Life is making music.  We hum, we sing to ourselves, movie music plays in our head as the soundtrack to our daily life. At least, it does if we stop for a moment and dare to listen.   We make music in many different ways.  Some play guitar.  Some are piano players.  And some of us are only player pianos.  Some of us make music by writing a themed paragraph like this one.  Others make an engine sing in the automotive shop.  Still others plant gardens and make flowers or tomatoes grow.  I chose teaching kids to read and write.  The music still swells in my ears four years after retiring.

The 1995 movie, Mr. Holland’s Opus, is about a musician who thinks he is going to write a magnificent classical orchestra opus while teaching music at a public high school to bring in money and allow him time to compose and be with his young wife as they start a new family.

But teaching is not, of course, what he thought it was.  He has to learn the hard way that it is not an easy thing to open up the closed little clam shells that are the minds of students and put music in.  You have to learn who they are as people first.  You have to learn to care about what goes on in their lives, and how the world around them makes them feel… and react to what you have to teach.  Mr.
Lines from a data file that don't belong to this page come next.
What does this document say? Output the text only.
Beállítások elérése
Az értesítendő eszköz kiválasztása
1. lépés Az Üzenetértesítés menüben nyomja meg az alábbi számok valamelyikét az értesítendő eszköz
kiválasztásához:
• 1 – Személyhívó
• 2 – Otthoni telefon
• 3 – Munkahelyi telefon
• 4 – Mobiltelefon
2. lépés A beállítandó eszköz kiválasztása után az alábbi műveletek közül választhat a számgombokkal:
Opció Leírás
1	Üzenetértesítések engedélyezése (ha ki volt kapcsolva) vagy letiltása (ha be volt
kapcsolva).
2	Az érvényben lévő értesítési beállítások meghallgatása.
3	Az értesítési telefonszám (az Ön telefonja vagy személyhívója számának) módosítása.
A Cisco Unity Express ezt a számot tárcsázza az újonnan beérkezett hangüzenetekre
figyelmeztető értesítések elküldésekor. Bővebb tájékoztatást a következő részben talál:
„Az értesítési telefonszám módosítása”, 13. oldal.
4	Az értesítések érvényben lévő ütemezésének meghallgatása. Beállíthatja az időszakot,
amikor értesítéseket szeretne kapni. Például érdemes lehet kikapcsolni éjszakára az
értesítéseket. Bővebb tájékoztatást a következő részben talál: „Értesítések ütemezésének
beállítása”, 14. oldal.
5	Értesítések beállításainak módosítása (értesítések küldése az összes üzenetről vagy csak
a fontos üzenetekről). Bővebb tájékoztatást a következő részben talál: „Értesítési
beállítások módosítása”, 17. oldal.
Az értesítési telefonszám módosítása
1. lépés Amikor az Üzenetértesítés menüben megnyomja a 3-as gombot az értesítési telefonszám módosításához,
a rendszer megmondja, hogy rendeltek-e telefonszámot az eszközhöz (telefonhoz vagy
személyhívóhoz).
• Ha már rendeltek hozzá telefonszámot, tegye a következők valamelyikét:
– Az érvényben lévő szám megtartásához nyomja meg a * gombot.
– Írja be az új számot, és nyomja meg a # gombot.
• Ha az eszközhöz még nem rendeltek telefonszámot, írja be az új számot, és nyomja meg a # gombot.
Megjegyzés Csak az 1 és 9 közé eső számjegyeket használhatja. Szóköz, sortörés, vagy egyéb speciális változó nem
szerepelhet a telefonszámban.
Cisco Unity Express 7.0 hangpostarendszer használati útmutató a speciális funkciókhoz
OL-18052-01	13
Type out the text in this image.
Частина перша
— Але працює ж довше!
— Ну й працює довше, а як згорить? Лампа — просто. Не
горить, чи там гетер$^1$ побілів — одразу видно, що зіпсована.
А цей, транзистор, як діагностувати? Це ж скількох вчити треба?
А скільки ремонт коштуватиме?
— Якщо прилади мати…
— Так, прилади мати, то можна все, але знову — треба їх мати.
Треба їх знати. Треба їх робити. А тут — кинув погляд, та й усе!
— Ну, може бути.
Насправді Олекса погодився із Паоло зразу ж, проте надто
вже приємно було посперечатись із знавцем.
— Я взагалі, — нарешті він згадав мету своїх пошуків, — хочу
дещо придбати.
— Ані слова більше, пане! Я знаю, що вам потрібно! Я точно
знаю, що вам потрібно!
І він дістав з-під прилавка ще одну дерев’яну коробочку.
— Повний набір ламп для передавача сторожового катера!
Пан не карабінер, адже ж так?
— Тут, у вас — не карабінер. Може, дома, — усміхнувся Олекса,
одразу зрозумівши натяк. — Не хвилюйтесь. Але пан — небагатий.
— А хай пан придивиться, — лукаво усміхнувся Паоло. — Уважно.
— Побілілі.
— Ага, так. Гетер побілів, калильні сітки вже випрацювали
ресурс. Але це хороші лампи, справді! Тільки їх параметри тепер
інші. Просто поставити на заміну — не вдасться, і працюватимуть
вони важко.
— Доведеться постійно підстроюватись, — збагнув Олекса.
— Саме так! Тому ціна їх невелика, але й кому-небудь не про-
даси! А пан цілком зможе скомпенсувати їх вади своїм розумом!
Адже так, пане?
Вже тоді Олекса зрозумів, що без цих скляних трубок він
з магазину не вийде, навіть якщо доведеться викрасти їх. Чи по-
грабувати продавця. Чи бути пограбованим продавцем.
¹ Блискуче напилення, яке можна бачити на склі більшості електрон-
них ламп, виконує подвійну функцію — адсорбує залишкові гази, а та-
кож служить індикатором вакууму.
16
Holland has to learn to pull them into music appreciation using rock and roll and music they like to listen to, teaching them to understand the sparkles and beats and elements that make it up and can be found in all music throughout their lives.  They can even begin to find those things in classical music, and appreciate why it has taken hold of our attention for centuries.

And teaching is not easy.  You have to make sacrifices.  Big dreams, such as a magnum opus called “An American Symphony”, have to be put on the shelf until later.  You have children, and you find that parenting isn’t easy either.  Mr. Holland’s son is deaf and can never actually hear the music that his father writes from the center of his soul.  And the issue of the importance of what you have to teach becomes something you have to fight for.  Budget cuts and lack of funding cripples teachers in every field, especially if you teach the arts.  Principals don’t often appreciate the value of the life lessons you have to give.  Being in high school band doesn’t get you a high paying job later.

But in the end, at the climax of the movie, the students all come back to honor Mr. Holland.  They provide a public performance of his magnum opus, his life’s work.  And the movie ends with a feeling that it was all worth it, because what he built was eternal, and will be there long after the last note of his music is completely forgotten.  It is in the lives and loves and memories of his students, and they will pass it on.

But this post isn’t a movie review.  This post is about my movie, my music.  I was a teacher in the same way Mr. Holland was.  I learned the same lessons about being a teacher as he did.  I had the same struggles to learn to reach kids.  And my Mr. Holland moment wasn’t anywhere near as big and as loud as Mr. Holland’s.  His was performed on a stage in front of the whole school and alumni.  His won Richard Dreyfus an Academy Award for Best Actor.  But his was only fictional.

Mine was real.  It happened in a portable building on the Naaman Forest High School campus.  The students and the teacher in the classroom next door threw a surprise party for me.  They made a lot of food to share, almost all of which I couldn’t eat because of diabetes.  And they told me how much they would miss me, and that they would never forget me.  And I had promised myself I would never cry about having to retire.  But I broke my promise.  In fact, I am crying now ten years later.  But they are not tears of sadness.  My masterwork has now reached its last, bitter-sweet notes.  The crescendos have all faded.  But the music of our lives will still keep playing.  And not even death can silence it completely.